Di penghujung diskusi, ketika ditanyai bencana terbesar bagi jurnalisme, Joko berpendapat bahwa kesedihan terbesar bagi seorang wartawan adalah ketika jurnalisme tidak mampu lagi untuk memberikan dampak kepada publik.

“Tapi sampai hari itu tiba, jurnalisme yang bermutu itu harus diperjuangkan sampai hari betul-betul dia tak lagi relevan,” tutup Joko.

Sekitar pukul 17.30, #obrolan patjar sore hari ini selesai. Raut wajah audiens terlihat puas dengan isi pembicaraan hari ini. Setelah sesi foto bersama, beberapa audiens menemui pembicara untuk mengobrol lebih jauh. Banyak dari mereka yang saling berbagi terkait media alternatif.

Zinda mengaku senang dengan menjamurnya media alternatif.
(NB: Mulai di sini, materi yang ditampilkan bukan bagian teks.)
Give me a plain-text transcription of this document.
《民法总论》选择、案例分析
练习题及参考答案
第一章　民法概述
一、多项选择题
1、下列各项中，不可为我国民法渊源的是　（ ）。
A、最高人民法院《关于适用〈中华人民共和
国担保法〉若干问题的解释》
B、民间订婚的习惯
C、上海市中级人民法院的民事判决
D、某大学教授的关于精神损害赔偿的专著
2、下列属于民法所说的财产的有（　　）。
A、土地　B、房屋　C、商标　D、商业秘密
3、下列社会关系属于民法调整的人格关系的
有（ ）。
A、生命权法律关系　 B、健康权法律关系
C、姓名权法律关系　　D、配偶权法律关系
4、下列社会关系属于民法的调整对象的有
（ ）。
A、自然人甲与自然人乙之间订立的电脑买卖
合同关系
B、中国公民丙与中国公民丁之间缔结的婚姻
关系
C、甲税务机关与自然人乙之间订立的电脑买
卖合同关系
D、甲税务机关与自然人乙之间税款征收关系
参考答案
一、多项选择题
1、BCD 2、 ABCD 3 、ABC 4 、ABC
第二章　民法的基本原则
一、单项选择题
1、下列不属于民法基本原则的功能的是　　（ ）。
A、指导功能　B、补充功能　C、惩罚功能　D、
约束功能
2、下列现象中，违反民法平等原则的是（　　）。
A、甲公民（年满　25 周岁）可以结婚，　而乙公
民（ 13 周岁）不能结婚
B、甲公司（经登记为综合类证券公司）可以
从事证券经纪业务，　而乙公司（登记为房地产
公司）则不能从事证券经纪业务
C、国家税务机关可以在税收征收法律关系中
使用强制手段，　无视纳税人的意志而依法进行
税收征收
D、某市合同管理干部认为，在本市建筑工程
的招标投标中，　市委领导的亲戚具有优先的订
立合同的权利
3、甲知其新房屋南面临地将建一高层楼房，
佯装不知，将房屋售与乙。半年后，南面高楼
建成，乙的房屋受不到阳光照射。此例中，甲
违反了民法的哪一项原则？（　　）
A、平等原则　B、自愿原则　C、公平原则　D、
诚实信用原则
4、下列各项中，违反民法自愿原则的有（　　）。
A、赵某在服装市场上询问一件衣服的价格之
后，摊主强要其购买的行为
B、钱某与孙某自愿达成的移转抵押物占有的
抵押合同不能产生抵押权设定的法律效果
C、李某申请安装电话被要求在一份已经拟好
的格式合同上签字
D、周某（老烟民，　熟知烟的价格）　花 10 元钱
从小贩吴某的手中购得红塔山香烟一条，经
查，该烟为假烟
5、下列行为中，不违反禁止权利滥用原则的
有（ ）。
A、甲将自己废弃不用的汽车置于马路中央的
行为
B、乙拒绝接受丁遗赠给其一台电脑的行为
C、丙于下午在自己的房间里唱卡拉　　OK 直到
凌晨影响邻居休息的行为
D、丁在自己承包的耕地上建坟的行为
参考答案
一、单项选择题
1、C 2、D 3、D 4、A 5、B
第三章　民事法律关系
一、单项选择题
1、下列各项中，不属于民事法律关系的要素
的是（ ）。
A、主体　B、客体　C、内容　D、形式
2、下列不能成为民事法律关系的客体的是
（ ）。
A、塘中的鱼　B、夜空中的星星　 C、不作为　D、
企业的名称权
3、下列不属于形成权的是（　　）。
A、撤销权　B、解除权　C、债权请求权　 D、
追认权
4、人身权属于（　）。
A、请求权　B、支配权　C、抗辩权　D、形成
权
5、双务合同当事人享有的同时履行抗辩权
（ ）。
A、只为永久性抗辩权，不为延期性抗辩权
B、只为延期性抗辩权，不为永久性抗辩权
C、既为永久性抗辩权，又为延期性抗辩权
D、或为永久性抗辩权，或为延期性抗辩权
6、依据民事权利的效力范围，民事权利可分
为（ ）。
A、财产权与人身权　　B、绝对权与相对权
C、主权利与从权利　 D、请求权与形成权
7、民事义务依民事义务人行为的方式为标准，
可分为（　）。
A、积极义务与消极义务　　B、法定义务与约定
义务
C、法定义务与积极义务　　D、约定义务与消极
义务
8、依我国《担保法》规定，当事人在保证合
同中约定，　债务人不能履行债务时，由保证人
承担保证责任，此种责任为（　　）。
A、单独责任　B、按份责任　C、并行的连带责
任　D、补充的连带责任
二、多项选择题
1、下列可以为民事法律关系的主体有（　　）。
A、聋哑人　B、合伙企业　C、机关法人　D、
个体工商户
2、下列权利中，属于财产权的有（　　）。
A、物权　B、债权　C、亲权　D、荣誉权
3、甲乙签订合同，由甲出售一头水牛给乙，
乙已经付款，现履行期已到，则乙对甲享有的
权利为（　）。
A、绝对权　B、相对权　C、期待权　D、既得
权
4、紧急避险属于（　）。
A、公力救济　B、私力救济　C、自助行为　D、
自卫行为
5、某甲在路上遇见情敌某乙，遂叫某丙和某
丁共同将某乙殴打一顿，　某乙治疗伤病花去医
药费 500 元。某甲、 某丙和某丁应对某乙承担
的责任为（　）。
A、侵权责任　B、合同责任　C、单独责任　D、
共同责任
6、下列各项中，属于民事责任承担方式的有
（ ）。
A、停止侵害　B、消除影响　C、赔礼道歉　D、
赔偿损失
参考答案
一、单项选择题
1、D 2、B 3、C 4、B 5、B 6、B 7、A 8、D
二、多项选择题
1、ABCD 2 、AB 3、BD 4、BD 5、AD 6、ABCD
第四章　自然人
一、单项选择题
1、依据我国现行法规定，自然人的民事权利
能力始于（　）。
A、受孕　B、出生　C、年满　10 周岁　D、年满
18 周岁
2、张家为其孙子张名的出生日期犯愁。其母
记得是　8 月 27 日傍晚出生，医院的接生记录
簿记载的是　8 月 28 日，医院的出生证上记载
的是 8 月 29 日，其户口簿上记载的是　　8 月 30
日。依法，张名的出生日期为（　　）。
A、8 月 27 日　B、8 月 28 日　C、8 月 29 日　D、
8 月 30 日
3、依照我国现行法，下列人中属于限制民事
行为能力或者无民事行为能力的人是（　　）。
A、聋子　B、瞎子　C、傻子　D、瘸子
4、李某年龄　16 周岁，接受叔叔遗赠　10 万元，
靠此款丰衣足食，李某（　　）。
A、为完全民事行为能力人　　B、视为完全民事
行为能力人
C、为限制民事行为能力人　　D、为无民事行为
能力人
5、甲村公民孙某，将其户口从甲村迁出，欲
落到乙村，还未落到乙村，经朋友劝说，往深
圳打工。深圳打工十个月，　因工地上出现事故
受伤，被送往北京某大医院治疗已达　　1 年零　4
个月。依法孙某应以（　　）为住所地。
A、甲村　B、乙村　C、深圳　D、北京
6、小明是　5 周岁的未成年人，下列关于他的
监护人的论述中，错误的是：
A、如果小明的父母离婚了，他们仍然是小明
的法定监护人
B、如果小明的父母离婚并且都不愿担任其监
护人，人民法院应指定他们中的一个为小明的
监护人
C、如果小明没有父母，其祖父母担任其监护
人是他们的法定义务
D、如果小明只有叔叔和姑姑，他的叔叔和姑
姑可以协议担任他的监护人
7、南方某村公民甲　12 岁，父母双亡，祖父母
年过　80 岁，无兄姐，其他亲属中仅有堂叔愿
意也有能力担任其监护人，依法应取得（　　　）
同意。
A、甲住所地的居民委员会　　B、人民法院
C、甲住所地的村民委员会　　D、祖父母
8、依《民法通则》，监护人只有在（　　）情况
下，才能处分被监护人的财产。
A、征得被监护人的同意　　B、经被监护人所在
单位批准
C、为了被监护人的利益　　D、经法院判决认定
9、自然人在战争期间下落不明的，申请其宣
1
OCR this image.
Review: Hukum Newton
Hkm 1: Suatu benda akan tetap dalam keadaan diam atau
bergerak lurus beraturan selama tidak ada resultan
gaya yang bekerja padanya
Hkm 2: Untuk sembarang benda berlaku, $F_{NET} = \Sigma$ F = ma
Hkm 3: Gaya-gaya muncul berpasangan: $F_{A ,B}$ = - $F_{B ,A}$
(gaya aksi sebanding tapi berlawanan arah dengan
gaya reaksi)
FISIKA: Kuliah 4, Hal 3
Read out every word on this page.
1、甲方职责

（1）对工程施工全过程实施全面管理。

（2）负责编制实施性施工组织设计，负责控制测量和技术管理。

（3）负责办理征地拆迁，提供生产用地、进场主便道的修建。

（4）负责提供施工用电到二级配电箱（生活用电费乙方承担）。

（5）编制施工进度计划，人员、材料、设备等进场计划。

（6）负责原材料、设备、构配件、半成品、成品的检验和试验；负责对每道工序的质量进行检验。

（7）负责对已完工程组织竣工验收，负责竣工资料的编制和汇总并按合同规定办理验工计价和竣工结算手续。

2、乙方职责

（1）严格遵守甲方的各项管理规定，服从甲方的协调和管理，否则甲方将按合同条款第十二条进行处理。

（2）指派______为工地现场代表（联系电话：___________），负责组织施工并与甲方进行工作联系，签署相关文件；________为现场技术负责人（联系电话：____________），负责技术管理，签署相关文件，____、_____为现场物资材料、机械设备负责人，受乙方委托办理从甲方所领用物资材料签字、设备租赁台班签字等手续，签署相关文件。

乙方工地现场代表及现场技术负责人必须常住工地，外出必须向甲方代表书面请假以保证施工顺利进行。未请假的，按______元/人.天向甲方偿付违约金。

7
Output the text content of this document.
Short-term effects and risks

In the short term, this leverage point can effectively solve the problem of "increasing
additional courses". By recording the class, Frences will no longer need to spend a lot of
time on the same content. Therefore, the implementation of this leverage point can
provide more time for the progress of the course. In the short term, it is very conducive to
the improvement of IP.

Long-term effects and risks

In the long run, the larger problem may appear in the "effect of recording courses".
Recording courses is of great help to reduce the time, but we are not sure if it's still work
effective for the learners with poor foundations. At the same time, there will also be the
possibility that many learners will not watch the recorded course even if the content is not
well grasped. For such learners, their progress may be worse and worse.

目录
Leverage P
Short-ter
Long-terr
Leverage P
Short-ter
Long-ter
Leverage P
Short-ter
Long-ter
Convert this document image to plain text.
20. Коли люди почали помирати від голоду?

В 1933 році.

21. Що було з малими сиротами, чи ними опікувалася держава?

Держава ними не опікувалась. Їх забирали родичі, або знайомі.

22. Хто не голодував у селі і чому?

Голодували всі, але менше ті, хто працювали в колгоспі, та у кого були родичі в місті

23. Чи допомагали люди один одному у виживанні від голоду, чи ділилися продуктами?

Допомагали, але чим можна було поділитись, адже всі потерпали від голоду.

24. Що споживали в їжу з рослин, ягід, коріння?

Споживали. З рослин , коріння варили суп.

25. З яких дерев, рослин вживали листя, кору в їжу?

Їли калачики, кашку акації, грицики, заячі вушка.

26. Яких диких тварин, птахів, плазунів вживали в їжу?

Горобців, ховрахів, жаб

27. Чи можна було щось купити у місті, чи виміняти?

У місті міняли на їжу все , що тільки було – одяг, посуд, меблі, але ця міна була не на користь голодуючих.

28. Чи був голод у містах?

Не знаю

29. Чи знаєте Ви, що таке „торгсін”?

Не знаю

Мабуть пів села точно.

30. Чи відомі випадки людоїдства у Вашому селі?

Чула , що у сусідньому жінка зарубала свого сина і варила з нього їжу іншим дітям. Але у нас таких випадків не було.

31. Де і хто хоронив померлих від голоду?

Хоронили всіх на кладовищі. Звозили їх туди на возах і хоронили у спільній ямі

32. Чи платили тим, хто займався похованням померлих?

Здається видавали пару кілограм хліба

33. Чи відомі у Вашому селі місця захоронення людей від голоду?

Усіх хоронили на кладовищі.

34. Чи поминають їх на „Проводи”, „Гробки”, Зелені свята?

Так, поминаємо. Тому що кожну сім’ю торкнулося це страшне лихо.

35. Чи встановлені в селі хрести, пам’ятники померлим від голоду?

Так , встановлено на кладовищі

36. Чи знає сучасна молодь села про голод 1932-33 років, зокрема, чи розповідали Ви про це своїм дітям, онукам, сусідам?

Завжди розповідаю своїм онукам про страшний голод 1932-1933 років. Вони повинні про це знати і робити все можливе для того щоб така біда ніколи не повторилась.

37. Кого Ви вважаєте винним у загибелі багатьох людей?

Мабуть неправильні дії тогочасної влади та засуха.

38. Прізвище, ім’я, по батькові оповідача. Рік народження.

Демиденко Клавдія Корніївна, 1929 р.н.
Baginya, kehadiran media alternatif serupa oase di gurun pasir.

Dalam sesi wawancara, Zinda berharap media alternatif mampu konsisten untuk memberitakan topik-topik yang tidak diangkat oleh media arus utama. Selain itu, dia berharap media alternatif mampu untuk tetap berpegang teguh terhadap nilai-nilai yang dibawanya.

“Jangan jadi malah belok kayak dibumbui kapitalisme gitu,” harap Zinda.